| As blink-and-miss
towns go, Opalton takes the cake. But this tiny settlement wasn't always so
insignificant. In the 1890s, up to 600 miners and their families lived around
Opalton, supported by a pub, a bakery and a police station. They worked one of
Queensland's earliest opal fields, producing many famous claims with names like
"Little Wonder", "Bald Knob" and "Brilliant Claim".
History records some legendary finds: pipe opal as thick as a man's arm; seams of colour
lying just below the surface. In no time at all, a miner could find a stone or a
seam worth the equivalent of 15 to 20 years' wages.

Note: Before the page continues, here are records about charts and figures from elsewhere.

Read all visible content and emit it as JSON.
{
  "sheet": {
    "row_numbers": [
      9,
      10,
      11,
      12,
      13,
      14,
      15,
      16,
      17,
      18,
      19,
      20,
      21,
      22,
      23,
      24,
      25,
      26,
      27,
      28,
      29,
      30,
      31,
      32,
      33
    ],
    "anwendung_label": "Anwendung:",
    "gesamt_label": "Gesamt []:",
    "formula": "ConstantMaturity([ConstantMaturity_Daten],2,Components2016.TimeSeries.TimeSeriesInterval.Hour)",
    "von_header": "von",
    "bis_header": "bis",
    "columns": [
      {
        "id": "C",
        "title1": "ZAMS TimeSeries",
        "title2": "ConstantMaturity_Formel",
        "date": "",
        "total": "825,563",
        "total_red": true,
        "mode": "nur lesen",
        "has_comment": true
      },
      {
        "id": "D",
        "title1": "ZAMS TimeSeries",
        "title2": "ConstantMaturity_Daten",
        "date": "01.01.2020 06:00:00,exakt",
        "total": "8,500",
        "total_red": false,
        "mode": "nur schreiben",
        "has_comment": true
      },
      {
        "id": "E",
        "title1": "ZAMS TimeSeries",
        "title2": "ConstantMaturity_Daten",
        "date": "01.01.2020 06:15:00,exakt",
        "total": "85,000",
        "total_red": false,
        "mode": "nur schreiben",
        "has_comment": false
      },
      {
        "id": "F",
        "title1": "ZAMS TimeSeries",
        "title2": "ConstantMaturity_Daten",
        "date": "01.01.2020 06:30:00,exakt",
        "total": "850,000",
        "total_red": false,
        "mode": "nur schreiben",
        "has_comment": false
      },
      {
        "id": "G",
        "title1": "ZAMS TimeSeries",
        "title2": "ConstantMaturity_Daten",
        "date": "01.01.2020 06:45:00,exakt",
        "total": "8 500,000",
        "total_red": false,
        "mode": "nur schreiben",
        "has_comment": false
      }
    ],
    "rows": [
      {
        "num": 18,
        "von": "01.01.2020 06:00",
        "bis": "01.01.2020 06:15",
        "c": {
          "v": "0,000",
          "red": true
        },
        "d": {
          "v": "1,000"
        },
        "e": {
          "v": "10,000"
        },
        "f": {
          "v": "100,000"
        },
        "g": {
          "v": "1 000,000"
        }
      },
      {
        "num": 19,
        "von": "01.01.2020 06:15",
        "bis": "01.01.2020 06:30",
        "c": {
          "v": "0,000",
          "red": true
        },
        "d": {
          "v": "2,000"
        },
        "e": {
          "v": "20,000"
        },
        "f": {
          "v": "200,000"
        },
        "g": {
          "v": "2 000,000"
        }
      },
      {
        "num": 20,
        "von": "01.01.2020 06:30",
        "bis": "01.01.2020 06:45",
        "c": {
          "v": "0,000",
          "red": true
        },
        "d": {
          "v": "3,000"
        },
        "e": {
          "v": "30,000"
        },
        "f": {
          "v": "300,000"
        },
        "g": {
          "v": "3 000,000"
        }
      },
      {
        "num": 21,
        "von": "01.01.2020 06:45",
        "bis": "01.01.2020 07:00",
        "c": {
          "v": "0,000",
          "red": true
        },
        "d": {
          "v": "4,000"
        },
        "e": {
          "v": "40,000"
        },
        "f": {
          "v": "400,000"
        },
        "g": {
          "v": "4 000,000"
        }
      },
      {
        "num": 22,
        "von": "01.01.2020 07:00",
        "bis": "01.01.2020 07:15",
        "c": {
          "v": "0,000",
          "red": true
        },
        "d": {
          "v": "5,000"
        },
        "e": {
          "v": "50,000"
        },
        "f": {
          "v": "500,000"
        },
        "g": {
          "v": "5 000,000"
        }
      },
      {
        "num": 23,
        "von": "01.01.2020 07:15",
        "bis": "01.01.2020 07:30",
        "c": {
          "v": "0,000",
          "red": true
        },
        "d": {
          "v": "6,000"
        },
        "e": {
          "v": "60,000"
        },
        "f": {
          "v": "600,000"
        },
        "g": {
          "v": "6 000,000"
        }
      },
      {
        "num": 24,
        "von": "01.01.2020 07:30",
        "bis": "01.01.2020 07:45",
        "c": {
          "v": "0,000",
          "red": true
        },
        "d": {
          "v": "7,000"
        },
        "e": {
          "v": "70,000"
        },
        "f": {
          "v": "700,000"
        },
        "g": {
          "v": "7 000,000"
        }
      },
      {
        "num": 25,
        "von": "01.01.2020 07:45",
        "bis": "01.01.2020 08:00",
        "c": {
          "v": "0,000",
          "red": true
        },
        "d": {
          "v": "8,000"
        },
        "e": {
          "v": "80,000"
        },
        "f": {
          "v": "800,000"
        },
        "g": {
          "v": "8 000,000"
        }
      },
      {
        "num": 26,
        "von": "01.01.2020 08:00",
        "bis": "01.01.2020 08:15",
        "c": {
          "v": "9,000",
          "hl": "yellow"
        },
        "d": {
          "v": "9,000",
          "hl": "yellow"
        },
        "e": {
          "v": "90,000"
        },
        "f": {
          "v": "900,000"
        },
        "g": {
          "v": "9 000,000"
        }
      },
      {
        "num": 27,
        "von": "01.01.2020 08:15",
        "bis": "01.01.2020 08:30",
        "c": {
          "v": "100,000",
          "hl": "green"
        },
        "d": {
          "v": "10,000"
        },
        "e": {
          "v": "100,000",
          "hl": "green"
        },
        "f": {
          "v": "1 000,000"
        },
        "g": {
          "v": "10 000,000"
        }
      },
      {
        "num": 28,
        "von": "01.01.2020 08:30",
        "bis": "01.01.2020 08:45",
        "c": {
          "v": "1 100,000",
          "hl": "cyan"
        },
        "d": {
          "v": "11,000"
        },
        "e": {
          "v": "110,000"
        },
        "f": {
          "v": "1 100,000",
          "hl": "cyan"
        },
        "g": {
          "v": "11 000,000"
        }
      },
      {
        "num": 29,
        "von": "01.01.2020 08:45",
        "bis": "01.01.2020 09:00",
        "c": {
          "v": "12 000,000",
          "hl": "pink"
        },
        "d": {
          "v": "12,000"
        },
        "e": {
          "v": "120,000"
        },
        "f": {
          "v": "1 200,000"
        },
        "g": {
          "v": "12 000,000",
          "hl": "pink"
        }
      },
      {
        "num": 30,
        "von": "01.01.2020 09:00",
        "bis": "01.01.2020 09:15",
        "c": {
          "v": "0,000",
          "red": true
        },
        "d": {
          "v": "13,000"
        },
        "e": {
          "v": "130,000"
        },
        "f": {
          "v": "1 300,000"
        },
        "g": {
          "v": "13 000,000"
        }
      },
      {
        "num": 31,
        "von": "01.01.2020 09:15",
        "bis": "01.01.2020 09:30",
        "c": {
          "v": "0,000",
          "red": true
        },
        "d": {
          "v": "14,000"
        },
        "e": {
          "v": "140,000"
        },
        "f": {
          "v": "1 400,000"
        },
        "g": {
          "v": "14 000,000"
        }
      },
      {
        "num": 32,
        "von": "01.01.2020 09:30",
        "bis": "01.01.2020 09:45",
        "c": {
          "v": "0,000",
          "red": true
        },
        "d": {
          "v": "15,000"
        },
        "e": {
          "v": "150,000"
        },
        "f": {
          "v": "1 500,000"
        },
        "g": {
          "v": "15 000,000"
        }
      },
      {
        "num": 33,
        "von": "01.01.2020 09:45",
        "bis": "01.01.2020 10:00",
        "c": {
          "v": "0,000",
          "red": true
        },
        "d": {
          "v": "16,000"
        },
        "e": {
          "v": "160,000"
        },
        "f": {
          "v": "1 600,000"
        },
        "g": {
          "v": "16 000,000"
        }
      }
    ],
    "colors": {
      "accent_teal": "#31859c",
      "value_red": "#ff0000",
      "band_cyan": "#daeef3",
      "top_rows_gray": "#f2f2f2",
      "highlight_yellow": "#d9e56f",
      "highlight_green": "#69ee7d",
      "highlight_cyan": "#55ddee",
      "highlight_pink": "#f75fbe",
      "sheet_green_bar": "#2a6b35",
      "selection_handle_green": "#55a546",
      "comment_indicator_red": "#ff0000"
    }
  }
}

Those were the glory days - unfortunately not destined to last. A
drop in opal prices combined with the ever-present water shortage to cause the field to be
abandoned in 1915. After a long period of absence, miners trickled back into the
area in the 1960s and Opalton is now the hub of fossicking in the Winton district.
Many visitors camp at the Opalton diggings over the winter months, enjoying the isolation,
wildlife and the frontier atmosphere.
As you roll into Opalton
now - past the
solar-powered phone booth and the "Welcome to Opalton" sign (subbed: no
shooting, no rubbish, no hippies) - the only building in sight is the Outpost, a corrugated iron
affair,
complete with black netting and a beach umbrella.